Tu l’observes, la mine déconfite. Elle baragouine deux mots trop rapides que tu ne traduis pas. Serre, serre… J’ai envie de tomber par terre. Ah, c’est hongrois. Fort bien, t’es pas du genre à goûter à ce que tu ne connais pas, alors là, c’est l’occasion rêvée. Tu reçois ton verre – qu’il est petit, ça suffira ? certainement pas – et tu l’admires, la jeunette qui avale sa mixture comme du jus de pamplemousse. Pas mal pour son gabarit. Dix sur dix. Sa voix suave pourrait presque te faire chavirer, mais son apparence te rebute. Pas laide comme un pou mais jeune comme un œuf de poule. Le teint qui va avec, le visage enfantin et les mots curieux. Un air trop angélique à ne pas trop salir, aussi. « Comment pensez-vous que j'aie atterri ici ? Je serais curieuse d'entendre votre version des faits. » Une étincelle se glisse dans ses billes châtaignes, une lueur de défi y siège ; es-tu d’attaque ce soir ? Ça reste à vérifier, mais voilà qu’elle t’embarque dans son jeu. La danse est lancée, tes lacets sont emmêlés, tu vas t’effrondrer.

Le poids plume a du répondant, pas sûr que ce soit le meilleur tempérament auquel te frotter dans ton état. « Je vous écoute, faites-moi rêver. La prochaine tournée est pour moi. » Fais-moi rêver, c'était ce qu’avait supplié Vega, à bord de cette décapotable écarlate, l’autre soir. Résultat des courses, tu n’es pas très bon conteur, t'étais pas à la hauteur. Tu es plus à l’aise lorsque tu accroches ton cerveau au porte-manteau. Puis c’est un bon deal, ce qu’elle te propose, c’est même foutrement tentant. Tu cèdes, parce que sinon, tu serais venu pour rien. Tout ce chemin en vain. « Ecoute tête d’œuf, je crois que ni toi ni moi n’avons envie d’entendre les malheurs de l’un comme de l’autre. » Tu jettes un regard aux artistes dont la vue te gêne. Ils se donnent en spectacle pour survivre alors qu’il y a tant à découvrir, mieux à faire que de s'écarteler sur scène. Ils sont cloîtrés là, et peut-être qu’ils aiment ça, mais ce n’est pas pour toi. Tu détournes les yeux parce que ça t’écoeure un peu.

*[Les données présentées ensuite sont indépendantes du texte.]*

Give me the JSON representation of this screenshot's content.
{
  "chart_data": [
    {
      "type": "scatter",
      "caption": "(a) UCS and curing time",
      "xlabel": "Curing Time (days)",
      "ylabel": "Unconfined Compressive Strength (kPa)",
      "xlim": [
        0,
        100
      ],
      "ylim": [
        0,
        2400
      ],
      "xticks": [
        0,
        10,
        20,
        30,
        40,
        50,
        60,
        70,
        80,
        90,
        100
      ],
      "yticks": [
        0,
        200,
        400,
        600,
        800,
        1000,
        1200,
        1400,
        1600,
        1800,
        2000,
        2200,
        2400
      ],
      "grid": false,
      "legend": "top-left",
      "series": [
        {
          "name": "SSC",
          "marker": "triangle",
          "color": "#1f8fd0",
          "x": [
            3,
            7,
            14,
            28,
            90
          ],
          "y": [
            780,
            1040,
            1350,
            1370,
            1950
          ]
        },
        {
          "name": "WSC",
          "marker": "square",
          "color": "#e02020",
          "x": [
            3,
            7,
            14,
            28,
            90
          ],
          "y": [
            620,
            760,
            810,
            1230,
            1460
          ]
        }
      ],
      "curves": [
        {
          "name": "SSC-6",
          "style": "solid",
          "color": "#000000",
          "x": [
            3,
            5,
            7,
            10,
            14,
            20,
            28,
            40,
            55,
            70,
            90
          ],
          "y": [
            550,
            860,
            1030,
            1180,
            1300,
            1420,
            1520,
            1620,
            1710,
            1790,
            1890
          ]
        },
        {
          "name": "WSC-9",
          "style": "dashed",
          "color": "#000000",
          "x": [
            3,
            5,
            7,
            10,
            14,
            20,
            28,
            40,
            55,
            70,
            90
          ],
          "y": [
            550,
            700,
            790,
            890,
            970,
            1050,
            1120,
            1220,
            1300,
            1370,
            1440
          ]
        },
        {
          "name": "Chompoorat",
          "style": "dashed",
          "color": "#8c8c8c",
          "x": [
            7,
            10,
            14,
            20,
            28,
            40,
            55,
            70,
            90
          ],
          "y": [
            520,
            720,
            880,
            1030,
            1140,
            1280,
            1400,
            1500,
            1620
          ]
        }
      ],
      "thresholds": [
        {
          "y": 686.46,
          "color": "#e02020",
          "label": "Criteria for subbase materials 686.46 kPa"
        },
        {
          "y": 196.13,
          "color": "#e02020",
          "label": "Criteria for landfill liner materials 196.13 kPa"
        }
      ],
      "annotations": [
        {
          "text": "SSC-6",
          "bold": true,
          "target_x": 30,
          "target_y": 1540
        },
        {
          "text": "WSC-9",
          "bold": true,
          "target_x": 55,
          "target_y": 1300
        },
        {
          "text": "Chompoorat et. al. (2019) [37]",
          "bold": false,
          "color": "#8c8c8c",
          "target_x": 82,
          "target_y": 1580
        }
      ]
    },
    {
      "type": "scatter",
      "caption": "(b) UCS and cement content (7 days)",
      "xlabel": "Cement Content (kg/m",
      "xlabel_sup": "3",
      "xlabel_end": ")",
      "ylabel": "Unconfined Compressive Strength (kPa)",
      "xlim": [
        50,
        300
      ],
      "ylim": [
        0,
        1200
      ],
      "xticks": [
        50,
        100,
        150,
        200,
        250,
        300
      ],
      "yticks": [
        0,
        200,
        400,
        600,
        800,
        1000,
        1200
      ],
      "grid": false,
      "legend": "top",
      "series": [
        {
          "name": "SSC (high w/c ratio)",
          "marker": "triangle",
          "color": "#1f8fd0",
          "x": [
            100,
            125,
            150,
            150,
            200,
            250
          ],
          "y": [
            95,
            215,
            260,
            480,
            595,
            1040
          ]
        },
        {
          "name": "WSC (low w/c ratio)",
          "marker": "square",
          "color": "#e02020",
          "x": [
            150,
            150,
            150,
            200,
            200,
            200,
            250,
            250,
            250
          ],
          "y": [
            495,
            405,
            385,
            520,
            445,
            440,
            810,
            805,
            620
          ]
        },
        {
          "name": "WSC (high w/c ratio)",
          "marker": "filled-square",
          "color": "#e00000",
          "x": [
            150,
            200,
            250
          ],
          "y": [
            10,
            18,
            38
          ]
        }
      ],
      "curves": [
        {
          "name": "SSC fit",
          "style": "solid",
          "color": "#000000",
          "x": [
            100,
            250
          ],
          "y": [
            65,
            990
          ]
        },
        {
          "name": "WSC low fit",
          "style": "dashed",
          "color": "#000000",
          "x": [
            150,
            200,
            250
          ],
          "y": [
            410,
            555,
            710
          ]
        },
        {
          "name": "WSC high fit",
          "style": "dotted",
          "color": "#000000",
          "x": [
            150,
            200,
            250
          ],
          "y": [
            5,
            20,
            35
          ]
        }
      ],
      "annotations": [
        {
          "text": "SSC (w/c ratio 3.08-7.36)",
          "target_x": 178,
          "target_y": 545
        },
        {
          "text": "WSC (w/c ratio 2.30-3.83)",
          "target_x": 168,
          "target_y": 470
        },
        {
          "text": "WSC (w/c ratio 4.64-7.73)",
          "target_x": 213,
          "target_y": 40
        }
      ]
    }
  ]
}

« Tu mérites mieux. », murmures-tu, presque sérieux. Oui, elle pourrait sortir de ce cabaret cinq étoiles, de ces lumières artificielles. Déguerpir, vivre. Mais elle est coincée là, comme tant d’autres, à attendre quoi ? A jouer le barman costaud pour un homme comme toi. Quelle vie. Tu ravales tes pensées et fait couler le breuvage dans ta trachée. Pouah, infâme. Tu clignes des yeux, étourdi. Un cil s’est peut-être glissé dans la cornée, parce que tu papillonnes et puis tu déballes tes idées. « T’as débarqué petite. Ton père, tu l’as jamais connu. Et ta mère, en arrivant à Londres, a joué à pile ou face, au casino ou sur le marché noir. Elle a perdu sa mise comme on parie sur le mauvais cheval, et elle n’avait plus que toi sur les bras. Les gosses ça ne vaut rien, mais c’est toujours ça. Te vendre à ces artistes était son meilleur deal. Au début, tu goûtais les boissons, ça t’a un peu détraqué le ciboulot. Mais on t’a gardée parce que sinon, tu les dénoncerais. Parce qu'au fond, tu peux être une véritable peste. » Tu désignes la scène vivante, animée par des corps trop musclés, dont tu ne perçois que la grâce à défaut de l’âme. « Ici, on maquille tout, on corrompt tout. On vend tout. » Un peu comme partout. Le luxe n'est qu'une vulgaire ocuverture. « Tu devais te rendre utile alors on t’a assignée ici. » Tu tapotes le comptoir de tes doigts maladroits. « Ton truc c’est pas du pipi de chat mais Merlin, que c’est dégueulasse. » que tu conclus, éreinté. « Allez, à toi. Fais-moi rêver, je cauchemarde depuis des mois. » Oh, pauvre gars.